The number of patients that receive treatment depends on the number of volunteers who dedicate their time, energy and patience to help some of the world's most persecuted people, one volunteer nurse told Khaleej Times.
Elizabeth Gilmore, emergency room nurse at Cleveland Clinic Abu Dhabi, shared her heart-wrenching week-long experience as a volunteer nurse, at the Rohingya refugee camps in Bangladesh with Khaleej Times.
"The situation in the Rohingya world is incredible: these people have fled because they have gone through extraordinary circumstances, witnessing their family members die and homes burn in front of their eyes."
"They come in search of safety, which is their number one concern."
It is estimated that one million people currently live in temporary shelters along the Bangladesh-Myanmar border.
The Abu Dhabi-based volunteers who went to Bangladesh include five Emergency Medicine Institute Consultant physicians, an emergency nurse, and a director of Infection Prevention and Control from Cleveland Clinic Abu Dhabi.
The caregivers worked in collaboration with charities and official relief organisations, which placed medical professionals in camps across the country.

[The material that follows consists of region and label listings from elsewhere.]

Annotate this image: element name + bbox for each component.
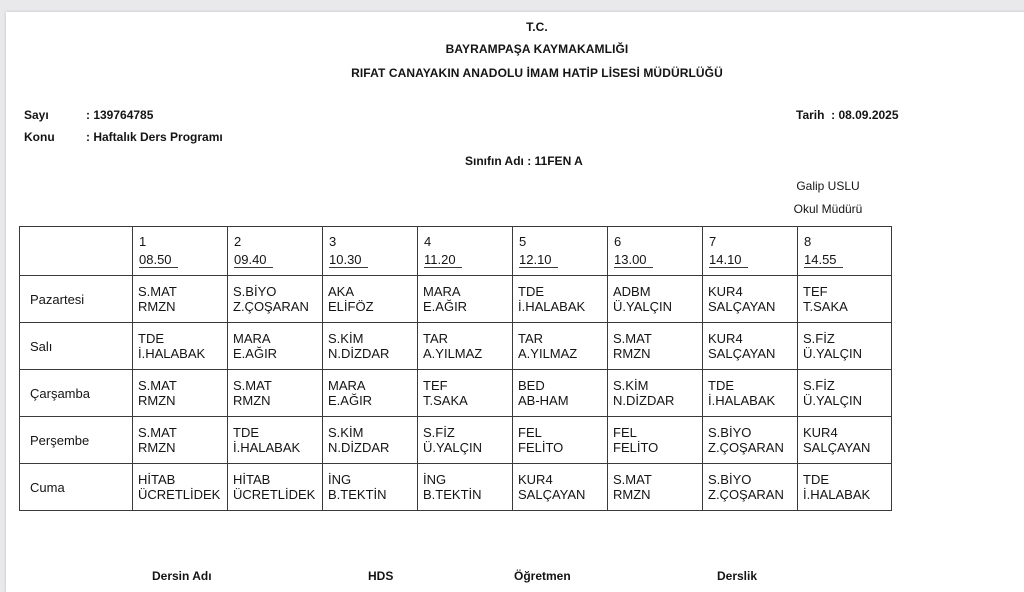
period-number: 6 [614,234,622,249]
period-header-cell [513,227,608,276]
lesson-code: KUR4 [518,472,553,487]
lesson-cell [608,323,703,370]
lesson-code: TAR [518,331,544,346]
lesson-cell [798,276,892,323]
lesson-teacher: T.SAKA [803,299,848,314]
lesson-teacher: RMZN [233,393,271,408]
lesson-cell [418,464,513,511]
lesson-cell [703,417,798,464]
period-number: 4 [424,234,432,249]
lesson-cell [228,276,323,323]
lesson-teacher: Ü.YALÇIN [803,393,862,408]
period-header-cell [323,227,418,276]
lesson-teacher: SALÇAYAN [803,440,871,455]
header-line-2: BAYRAMPAŞA KAYMAKAMLIĞI [445,42,629,56]
day-row [20,417,892,464]
lesson-code: TAR [423,331,449,346]
lesson-teacher: İ.HALABAK [518,299,586,314]
period-time: 14.10 [709,252,748,268]
lesson-cell [228,323,323,370]
lesson-code: S.BİYO [708,472,752,487]
lesson-cell [133,370,228,417]
lesson-code: HİTAB [233,472,271,487]
lesson-teacher: E.AĞIR [233,346,278,361]
lesson-cell [798,370,892,417]
konu-row [24,130,223,144]
lesson-cell [703,323,798,370]
period-time: 12.10 [519,252,558,268]
lesson-code: S.FİZ [423,425,455,440]
lesson-cell [228,370,323,417]
class-name: Sınıfın Adı : 11FEN A [465,154,583,168]
lesson-cell [133,323,228,370]
lesson-code: S.MAT [138,284,177,299]
period-time: 13.00 [614,252,653,268]
header-line-3: RIFAT CANAYAKIN ANADOLU İMAM HATİP LİSESİ MÜDÜRLÜĞÜ [351,66,723,80]
corner-cell [20,227,133,276]
period-header-cell [703,227,798,276]
lesson-teacher: B.TEKTİN [423,487,482,502]
konu-value: : Haftalık Ders Programı [86,130,223,144]
lesson-code: İNG [423,472,447,487]
period-number: 1 [139,234,147,249]
lesson-code: TDE [708,378,734,393]
tarih-label: Tarih [796,108,825,122]
day-name: Perşembe [20,417,133,464]
lesson-teacher: ELİFÖZ [328,299,374,314]
footer-col-derslik: Derslik [717,569,758,583]
lesson-cell [323,323,418,370]
period-number: 3 [329,234,337,249]
lesson-code: İNG [328,472,352,487]
lesson-cell [703,276,798,323]
lesson-teacher: İ.HALABAK [138,346,206,361]
lesson-teacher: E.AĞIR [328,393,373,408]
lesson-code: HİTAB [138,472,176,487]
lesson-teacher: FELİTO [613,440,659,455]
lesson-teacher: RMZN [138,299,176,314]
schedule-table [19,226,892,511]
lesson-code: TDE [518,284,544,299]
lesson-code: TDE [138,331,164,346]
lesson-teacher: Z.ÇOŞARAN [708,487,784,502]
lesson-cell [133,464,228,511]
lesson-code: FEL [518,425,542,440]
lesson-cell [418,370,513,417]
lesson-code: TEF [423,378,448,393]
lesson-code: S.KİM [328,425,364,440]
lesson-code: KUR4 [708,284,743,299]
period-time: 11.20 [424,252,462,268]
lesson-code: S.BİYO [708,425,752,440]
lesson-cell [703,464,798,511]
period-time: 14.55 [804,252,843,268]
lesson-cell [228,417,323,464]
lesson-teacher: SALÇAYAN [708,346,776,361]
footer-col-hds: HDS [368,569,394,583]
lesson-cell [418,276,513,323]
lesson-cell [133,417,228,464]
lesson-code: ADBM [613,284,651,299]
konu-label: Konu [24,130,55,144]
lesson-teacher: N.DİZDAR [613,393,675,408]
lesson-teacher: AB-HAM [518,393,569,408]
lesson-cell [798,464,892,511]
lesson-cell [323,276,418,323]
lesson-code: S.KİM [613,378,649,393]
period-number: 2 [234,234,242,249]
lesson-cell [513,464,608,511]
lesson-code: FEL [613,425,637,440]
lesson-code: S.MAT [613,331,652,346]
lesson-code: TEF [803,284,828,299]
day-name: Çarşamba [20,370,133,417]
lesson-teacher: RMZN [138,440,176,455]
lesson-code: S.MAT [138,425,177,440]
lesson-cell [608,464,703,511]
lesson-cell [323,370,418,417]
lesson-code: MARA [233,331,271,346]
lesson-cell [798,323,892,370]
lesson-code: AKA [328,284,355,299]
lesson-code: S.FİZ [803,331,835,346]
period-number: 7 [709,234,717,249]
footer-col-ders: Dersin Adı [152,569,212,583]
sayi-value: : 139764785 [86,108,154,122]
lesson-teacher: RMZN [138,393,176,408]
lesson-teacher: İ.HALABAK [233,440,301,455]
period-header-cell [608,227,703,276]
lesson-code: TDE [803,472,829,487]
lesson-code: TDE [233,425,259,440]
lesson-teacher: Z.ÇOŞARAN [233,299,309,314]
day-row [20,276,892,323]
lesson-teacher: N.DİZDAR [328,346,390,361]
lesson-teacher: İ.HALABAK [803,487,871,502]
lesson-cell [608,370,703,417]
lesson-code: S.FİZ [803,378,835,393]
lesson-teacher: N.DİZDAR [328,440,390,455]
period-time: 08.50 [139,252,178,268]
lesson-teacher: Ü.YALÇIN [803,346,862,361]
lesson-code: MARA [328,378,366,393]
lesson-teacher: Ü.YALÇIN [613,299,672,314]
lesson-cell [608,276,703,323]
lesson-cell [513,276,608,323]
lesson-teacher: ÜCRETLİDEK [138,487,221,502]
tarih-value: : 08.09.2025 [831,108,899,122]
lesson-cell [418,417,513,464]
sayi-row [24,108,153,122]
day-row [20,323,892,370]
footer-col-ogretmen: Öğretmen [514,569,571,583]
lesson-teacher: Ü.YALÇIN [423,440,482,455]
lesson-cell [513,370,608,417]
period-header-cell [133,227,228,276]
period-number: 5 [519,234,527,249]
day-name: Pazartesi [20,276,133,323]
sayi-label: Sayı [24,108,49,122]
lesson-teacher: E.AĞIR [423,299,468,314]
lesson-cell [418,323,513,370]
day-name: Salı [20,323,133,370]
period-time: 09.40 [234,252,273,268]
lesson-code: MARA [423,284,461,299]
lesson-teacher: İ.HALABAK [708,393,776,408]
period-header-cell [798,227,892,276]
period-header-cell [418,227,513,276]
lesson-cell [228,464,323,511]
lesson-cell [323,417,418,464]
signature-title: Okul Müdürü [793,202,863,216]
period-header-row [20,227,892,276]
lesson-cell [513,323,608,370]
lesson-teacher: Z.ÇOŞARAN [708,440,784,455]
lesson-code: BED [518,378,545,393]
day-row [20,464,892,511]
lesson-code: S.KİM [328,331,364,346]
lesson-cell [798,417,892,464]
lesson-code: KUR4 [708,331,743,346]
lesson-teacher: RMZN [613,487,651,502]
period-header-cell [228,227,323,276]
lesson-teacher: T.SAKA [423,393,468,408]
lesson-code: S.BİYO [233,284,277,299]
lesson-teacher: B.TEKTİN [328,487,387,502]
lesson-teacher: A.YILMAZ [518,346,578,361]
lesson-cell [608,417,703,464]
header-line-1: T.C. [526,20,548,34]
lesson-teacher: A.YILMAZ [423,346,483,361]
lesson-teacher: RMZN [613,346,651,361]
lesson-teacher: ÜCRETLİDEK [233,487,316,502]
lesson-code: S.MAT [613,472,652,487]
period-number: 8 [804,234,812,249]
lesson-code: S.MAT [233,378,272,393]
day-name: Cuma [20,464,133,511]
lesson-cell [513,417,608,464]
signature-name: Galip USLU [796,179,860,193]
lesson-code: S.MAT [138,378,177,393]
lesson-cell [703,370,798,417]
lesson-cell [133,276,228,323]
day-row [20,370,892,417]
tarih-row [796,108,899,122]
lesson-cell [323,464,418,511]
lesson-teacher: SALÇAYAN [708,299,776,314]
lesson-teacher: SALÇAYAN [518,487,586,502]
lesson-teacher: FELİTO [518,440,564,455]
lesson-code: KUR4 [803,425,838,440]
period-time: 10.30 [329,252,368,268]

While there, the team treated as many as 100 to 200 patients a day, from babies to the elderly, for a range of conditions including respiratory issues, parasitic infections and skin conditions.
"I was seeing lots of patients during my week there, and seeing a lot of respiratory cases, diseases, congenital heart diseases and asthma," she recalled.

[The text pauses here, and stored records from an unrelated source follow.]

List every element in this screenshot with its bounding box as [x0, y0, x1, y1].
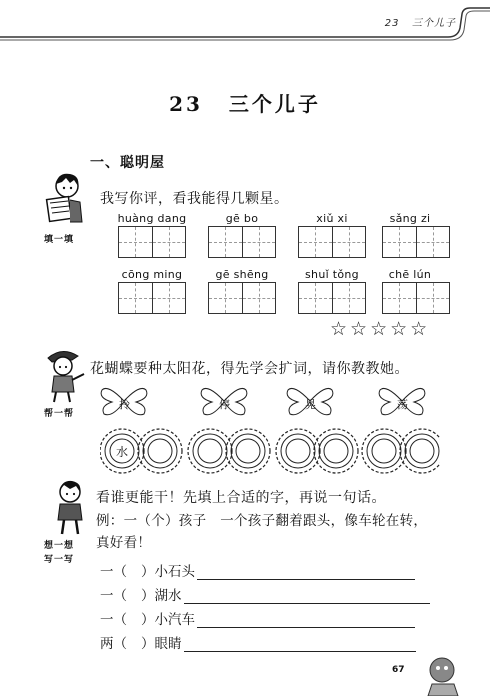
butterfly-char-4: 荡	[397, 398, 408, 411]
butterfly-1	[98, 384, 156, 424]
writing-grid-1[interactable]	[118, 226, 186, 258]
header-lesson-label	[385, 14, 456, 29]
fill-row-1-prefix: 一（	[100, 564, 127, 580]
part3-label-line1: 想一想	[44, 541, 75, 551]
writing-grid-7[interactable]	[298, 282, 366, 314]
section-heading: 一、聪明屋	[90, 155, 165, 171]
fill-row-4-prefix: 两（	[100, 636, 127, 652]
sentence-line-4[interactable]	[184, 637, 416, 652]
pinyin-2: gē bo	[225, 212, 259, 225]
page-number: 67	[392, 665, 405, 675]
header-lesson-num: 23	[384, 18, 400, 29]
pinyin-6: gē shēng	[215, 268, 269, 281]
sunflower-row	[100, 426, 440, 476]
corner-cartoon-decoration	[418, 652, 470, 696]
fill-row-2-prefix: 一（	[100, 588, 127, 604]
title-number: 23	[169, 92, 203, 116]
boy-with-hat-illustration	[38, 346, 90, 404]
writing-grid-3[interactable]	[298, 226, 366, 258]
writing-grid-6[interactable]	[208, 282, 276, 314]
example-line-1: 例：一（个）孩子 一个孩子翻着跟头，像车轮在转，	[96, 513, 428, 529]
sentence-line-2[interactable]	[184, 589, 430, 604]
fill-row-2	[100, 584, 430, 604]
sentence-line-1[interactable]	[197, 565, 415, 580]
rating-stars[interactable]: ☆☆☆☆☆	[330, 318, 431, 340]
pinyin-1: huàng dang	[117, 212, 187, 225]
butterfly-char-2: 停	[219, 398, 230, 411]
fill-row-3-prefix: 一（	[100, 612, 127, 628]
part3-label-line2: 写一写	[44, 555, 75, 565]
part1-instruction: 我写你评，看我能得几颗星。	[100, 191, 289, 207]
boy-reading-illustration	[40, 172, 90, 230]
header-lesson-title: 三个儿子	[412, 18, 456, 29]
butterfly-2	[198, 384, 256, 424]
fill-row-3-suffix: ）小汽车	[141, 612, 195, 628]
butterfly-char-3: 晃	[305, 398, 316, 411]
writing-grid-5[interactable]	[118, 282, 186, 314]
sunflower-char-1: 水	[116, 445, 129, 459]
fill-row-1-suffix: ）小石头	[141, 564, 195, 580]
part2-label: 帮一帮	[44, 409, 75, 419]
title-text: 三个儿子	[228, 92, 321, 116]
part1-label: 填一填	[44, 235, 75, 245]
fill-row-2-suffix: ）湖水	[141, 588, 182, 604]
sentence-line-3[interactable]	[197, 613, 415, 628]
page-title	[0, 88, 490, 117]
writing-grid-8[interactable]	[382, 282, 450, 314]
boy-writing-illustration	[48, 480, 90, 536]
pinyin-4: sǎng zi	[389, 212, 431, 225]
pinyin-7: shuǐ tǒng	[305, 268, 359, 281]
part2-instruction: 花蝴蝶要种太阳花，得先学会扩词，请你教教她。	[90, 361, 409, 377]
pinyin-8: chē lún	[388, 268, 432, 281]
butterfly-3	[284, 384, 342, 424]
pinyin-5: cōng ming	[121, 268, 183, 281]
fill-row-4	[100, 632, 416, 652]
part3-instruction: 看谁更能干！先填上合适的字，再说一句话。	[96, 490, 386, 506]
butterfly-char-1: 拎	[119, 398, 130, 411]
butterfly-4	[376, 384, 434, 424]
fill-row-1	[100, 560, 415, 580]
writing-grid-4[interactable]	[382, 226, 450, 258]
pinyin-3: xiǔ xi	[316, 212, 348, 225]
fill-row-3	[100, 608, 415, 628]
writing-grid-2[interactable]	[208, 226, 276, 258]
example-line-2: 真好看！	[96, 535, 152, 551]
fill-row-4-suffix: ）眼睛	[141, 636, 182, 652]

"Most of the people have never been vaccinated, so we saw things you wouldn't see in the Western world."
Gilmore pointed out that it is not only physical diseases that the Rohingya people are suffering from, but also mental health illnesses.
The nurse recalled one of her most despairing cases, a female patient.
"I remember one woman in particular, who was suffering from back pain."
"The woman said: 'I was in my home and my husband and three sons were slashed to death in front of me and the men raped me before letting me go'."
Although the refugees made it out alive to Bangladesh, the experiences many have gone through means they could suffer mentally for the rest of their lives.
"How do you take care of someone like that?" said Gilmore.
The Rohingya people are facing a mental health crisis as well, she said, adding that many of the patients suffer from hallucinations, where they "talk to people that are not even there," as well as psychotic breaks.
"Every single one of them has seen something incredible," added the nurse, who moved to Abu Dhabi four years ago.
Dr Christian Halloran, chief of operations for the Emergency Medicine Institute at Cleveland Clinic Abu Dhabi, explained some of the challenges facing medical specialists.
Many of the sick were too ill to make it to camp clinics on their own and had to be treated in the field. In one case, some refugees had been injured by wild elephants and needed urgent medical attention on-site.
"The scale of the challenges - the number of refugees and the diversity of health problems - were daunting, but the experience reminded me why I decided to practice medicine."
"Even though we had to improvise and did not have the resources and technology that we have in Abu Dhabi, we had an important impact on the lives of people in the camps," added Dr Halloran.